The radar apparatus may detect a pulse width of the STC-processed signal through a comparison with a reference voltage by using a comparator and a time measuring circuit for example. The detected pulse width is used as the intensity of the STC-processed signal in correcting the quantity and the corrected quantity.
Alternatively, in addition to the time measuring circuit, the radar apparatus may include a first comparator for detecting a wider pulse width of the STC-processed signal by using a lower reference voltage and a second comparator for detecting a narrower pulse width of the STC-processed signal by using a higher reference voltage higher than the lower reference voltage. In the event the narrower pulse width is obtained in addition to the wider pulse width, the controller corrects the quantity by using a first-class first correction value associated with the narrower pulse width to provide the corrected quantity; and corrects the corrected quantity by using a first-class second correction value associated with the corrected quantity and the narrower pulse width of the STC-processed signal.
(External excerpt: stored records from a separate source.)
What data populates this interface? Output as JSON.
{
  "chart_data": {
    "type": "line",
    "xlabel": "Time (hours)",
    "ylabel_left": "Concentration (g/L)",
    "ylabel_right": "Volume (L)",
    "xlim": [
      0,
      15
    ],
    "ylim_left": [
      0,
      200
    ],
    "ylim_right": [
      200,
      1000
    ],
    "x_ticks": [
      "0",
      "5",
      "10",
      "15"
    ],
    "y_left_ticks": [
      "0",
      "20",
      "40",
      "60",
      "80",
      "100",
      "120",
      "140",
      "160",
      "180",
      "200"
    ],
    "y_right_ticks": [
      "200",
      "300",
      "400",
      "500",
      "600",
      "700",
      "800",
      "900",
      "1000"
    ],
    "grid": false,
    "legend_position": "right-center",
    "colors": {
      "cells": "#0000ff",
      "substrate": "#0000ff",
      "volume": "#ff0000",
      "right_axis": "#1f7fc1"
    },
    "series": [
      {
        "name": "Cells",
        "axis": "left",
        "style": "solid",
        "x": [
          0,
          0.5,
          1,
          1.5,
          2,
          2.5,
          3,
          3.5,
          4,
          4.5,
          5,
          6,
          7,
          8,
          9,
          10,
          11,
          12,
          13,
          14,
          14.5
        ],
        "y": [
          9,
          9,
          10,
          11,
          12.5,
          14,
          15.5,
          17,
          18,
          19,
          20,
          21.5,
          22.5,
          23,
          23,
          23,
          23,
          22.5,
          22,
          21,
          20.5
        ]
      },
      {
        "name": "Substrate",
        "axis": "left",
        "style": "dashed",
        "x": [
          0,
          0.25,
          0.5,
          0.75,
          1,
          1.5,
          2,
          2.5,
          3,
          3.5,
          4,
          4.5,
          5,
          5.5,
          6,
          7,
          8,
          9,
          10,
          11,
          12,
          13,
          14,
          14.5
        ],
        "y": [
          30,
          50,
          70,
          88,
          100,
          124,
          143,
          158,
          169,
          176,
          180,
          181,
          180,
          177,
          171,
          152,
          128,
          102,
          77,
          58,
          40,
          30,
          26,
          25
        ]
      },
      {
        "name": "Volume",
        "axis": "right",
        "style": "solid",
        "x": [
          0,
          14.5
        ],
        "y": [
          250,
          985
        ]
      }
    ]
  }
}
And, in the event only the wider pulse width is obtained, the controller corrects the quantity by using a second-class first correction value associated with the wider pulse width to provide the corrected quantity, and corrects the corrected quantity by using a second-class second correction value associated with the corrected quantity and the wider pulse width of the STC-processed signal.
The middle time of the pulse width of the STC-processed signal may be calculated as the detection time of the STC-processed signal in obtaining a quantity corresponding to the distance.